Artikel
The Identification of Guessing Patterns in Progress Testing as a Machine Learning Classification Problem
Suche in Medline nach
Autoren
Veröffentlicht: | 30. Juli 2024 |
---|
Gliederung
Text
Research questions: The PTM test takes place twice a year since 1999 at German, Austrian and Swiss universities with the participation of around 10,000 medical students in each issue. We use data collected from this test to determine whether machine learning methods could be helpful in the identification of guessing test takers. Further, we investigate how these methods fare in comparison to more established statistical procedures for this purpose, particularly person-fit indices.
Methods: Most universities in the PTM consortium require participants to give information on answer confidence by means of a three-option (“very sure”, “fairly sure”, “guessed”) Likert scale [1]; they also collect data on response time per question. From these two data sources we built a dataset with 14,897 entries after preprocessing.

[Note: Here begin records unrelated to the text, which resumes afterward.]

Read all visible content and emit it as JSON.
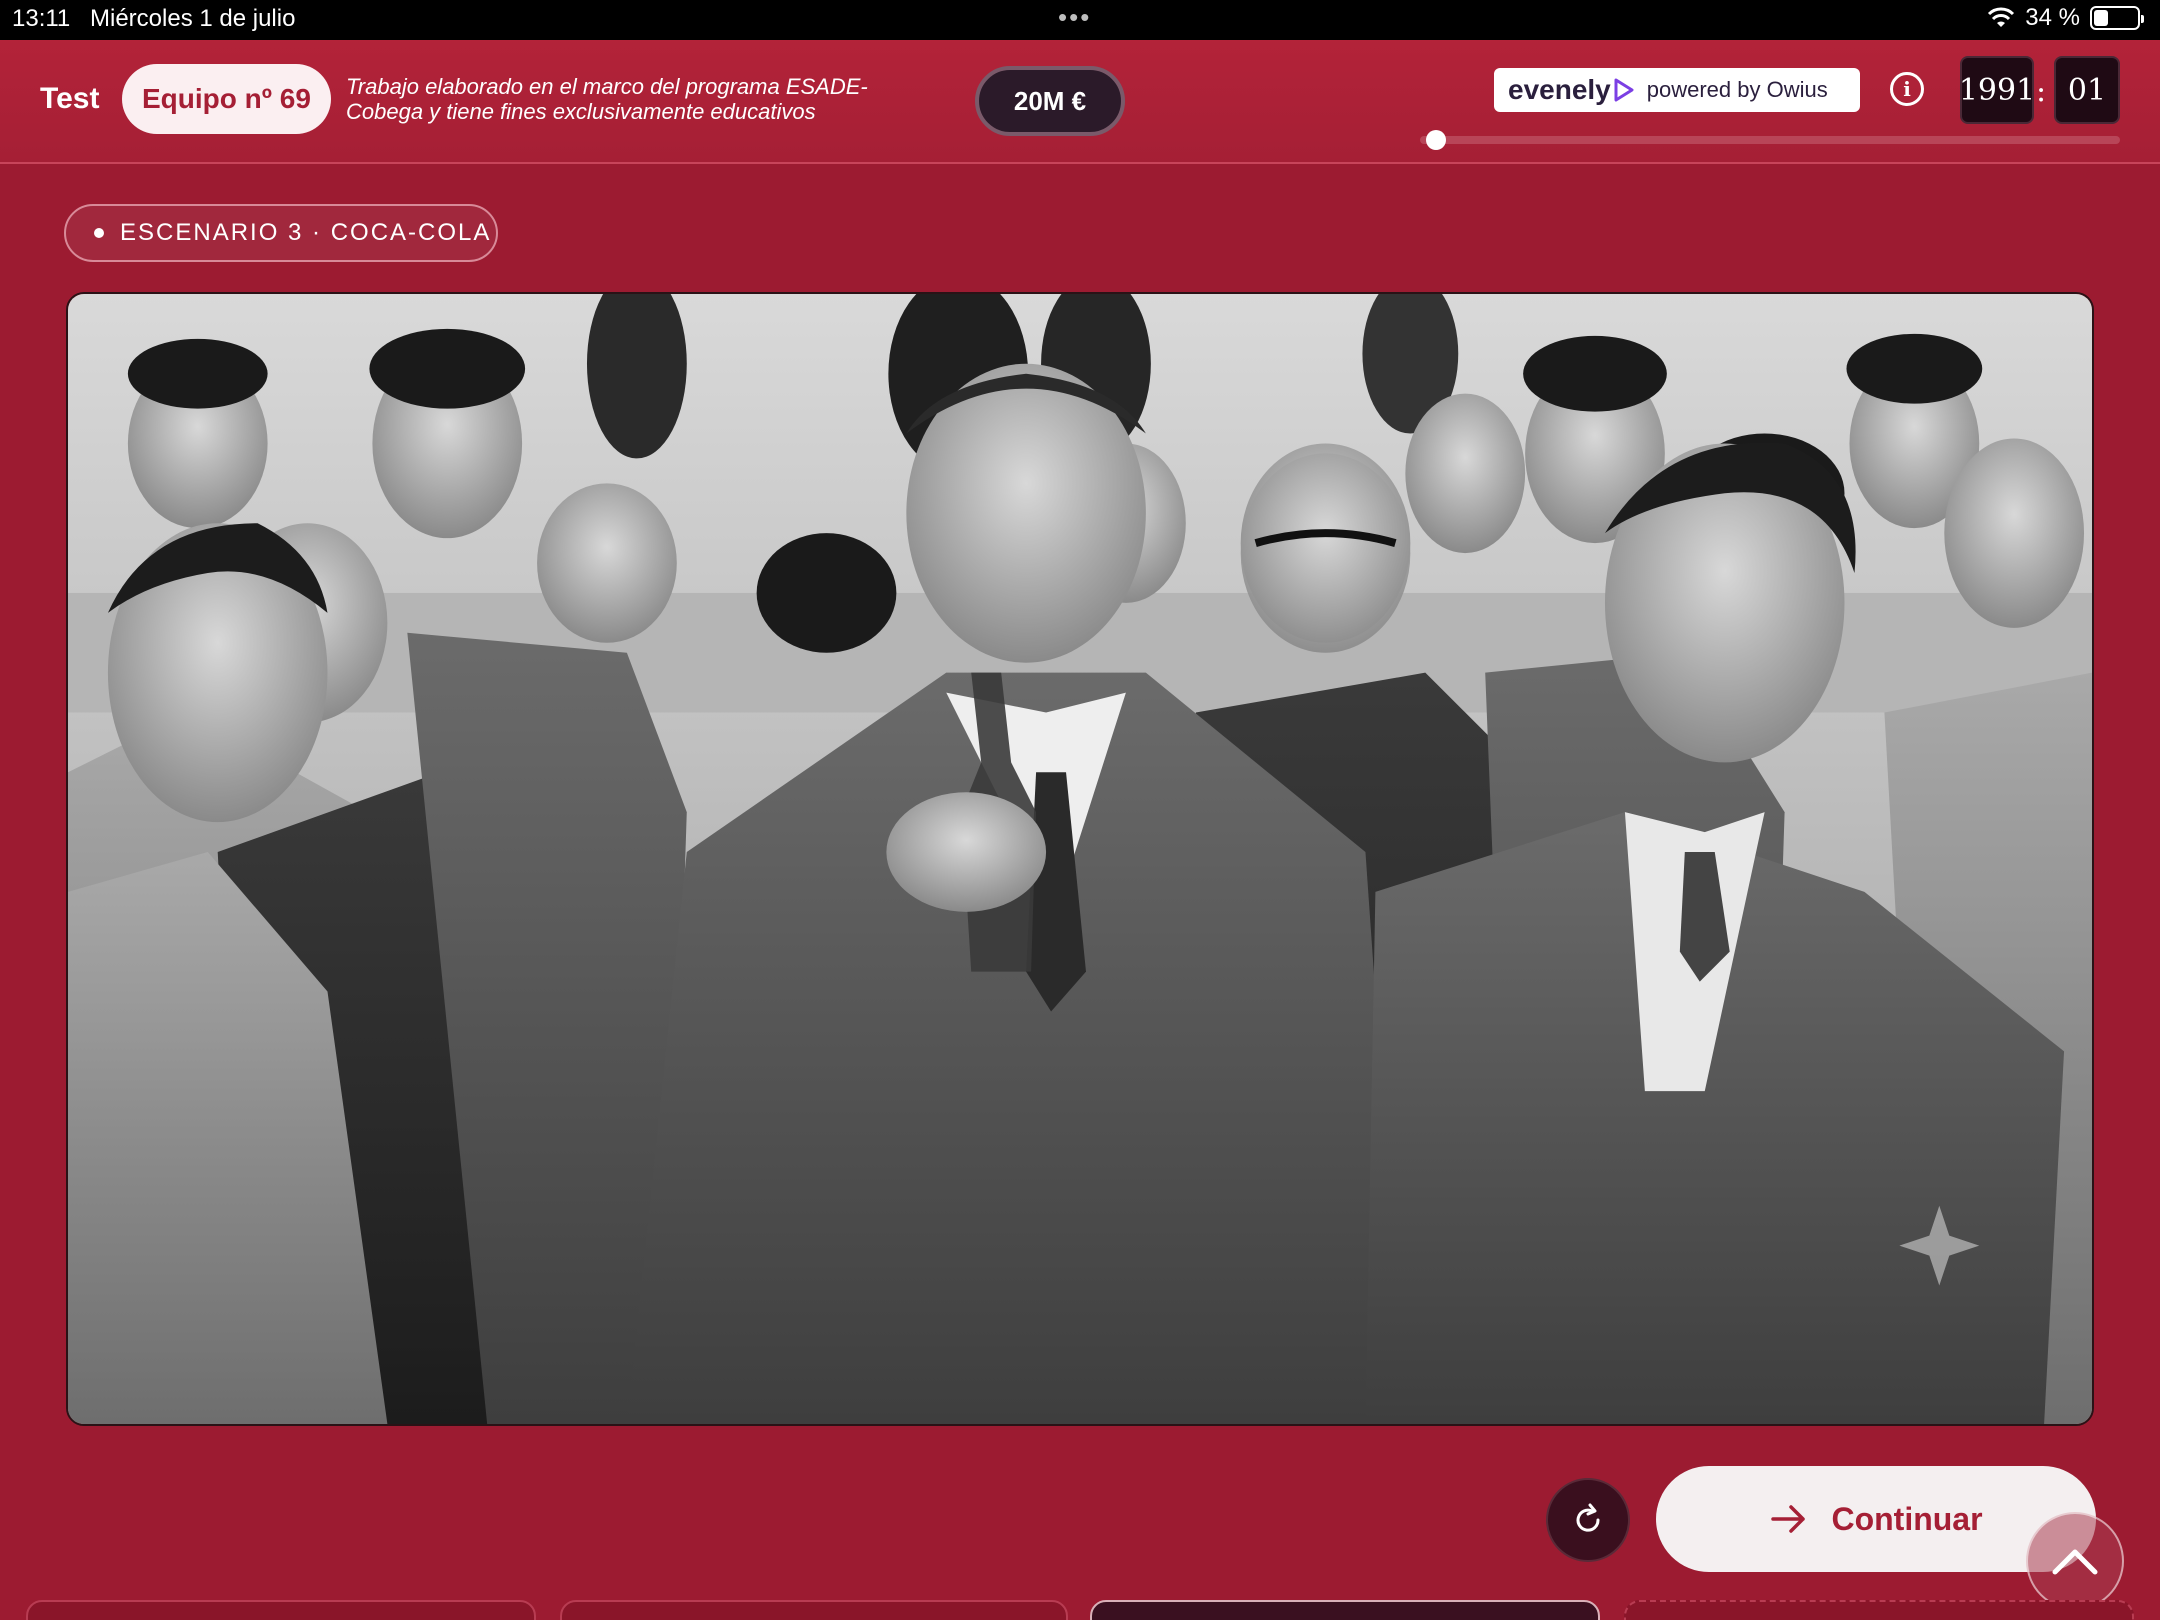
{
  "status_bar": {
    "time": "13:11",
    "date": "Miércoles 1 de julio",
    "more_dots": "•••",
    "battery": "34 %",
    "battery_level": 0.34
  },
  "header": {
    "test_label": "Test",
    "team": "Equipo nº 69",
    "disclaimer": "Trabajo elaborado en el marco del programa ESADE-Cobega y tiene fines exclusivamente educativos",
    "budget": "20M €",
    "brand_name": "evenely",
    "brand_powered": "powered by Owius",
    "info_icon": "i",
    "year": "1991",
    "separator": ":",
    "month": "01",
    "timeline_progress": 0.0
  },
  "scenario_tag": "ESCENARIO 3 · COCA-COLA",
  "controls": {
    "continue_label": "Continuar"
  },
  "icons": {
    "wifi": "wifi-icon",
    "battery": "battery-icon",
    "info": "info-icon",
    "brand": "play-arrow-logo-icon",
    "refresh": "refresh-icon",
    "continue": "arrow-right-icon",
    "scroll_top": "chevron-up-icon"
  },
  "colors": {
    "background": "#9c1b31",
    "accent": "#a51f35",
    "pill_bg": "#fbeff1",
    "dark": "#1f0a14"
  }
}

We defined a machine learning binary classification problem with two data labels: “guessing patterns” and “non-guessing patterns”. During the testing phase we set a classification threshold of 50%; however, alternative thresholds are also viable. We applied the logistic regression algorithm from the Python package scikit-learn [2] to this problem, with a train-test split of 80%:20%. This algorithm predicts data labels based on three parameters: number of answered questions, share of correct responses among the questions answered, and total time spent on the test.
Subsequently, we compared the results to those of the non-parametric person-fit indices included in R’s PerFit package [https://cran.r-project.org/web/packages/PerFit/PerFit.pdf]. These comparisons were made on a test-by-test basis; ROC-AUC scores were computed out of the probability values yielded by the logistic regression algorithm as well as the scores given by each person-fit index.
Results: Upon comparing the results obtained from logistic regression (with ROC-AUC scores ranging from 0.886 to 0.901) and the person-fit indices tested (with ROC-AUC scores ranging from 0.703 to 0.761 for the best performing index), we observe that logistic regression surpasses the performance of these person-fit indices.
Discussion: In our setting, logistic regression outperformed person-fit indices very clearly. We believe this is due to the fact that machine learning methods can be tailored to match the classification problem they are intended to solve (in our case, whether students have guessed more than 50% of their answers), while person-fit indices cannot.
Take-home messages: The problem of detecting guessing patterns in a low-stakes medical test can be understood as a binary classification problem which can be solved by machine learning methods. Experiments made with PTM data show that this approach outperforms person-fit indices.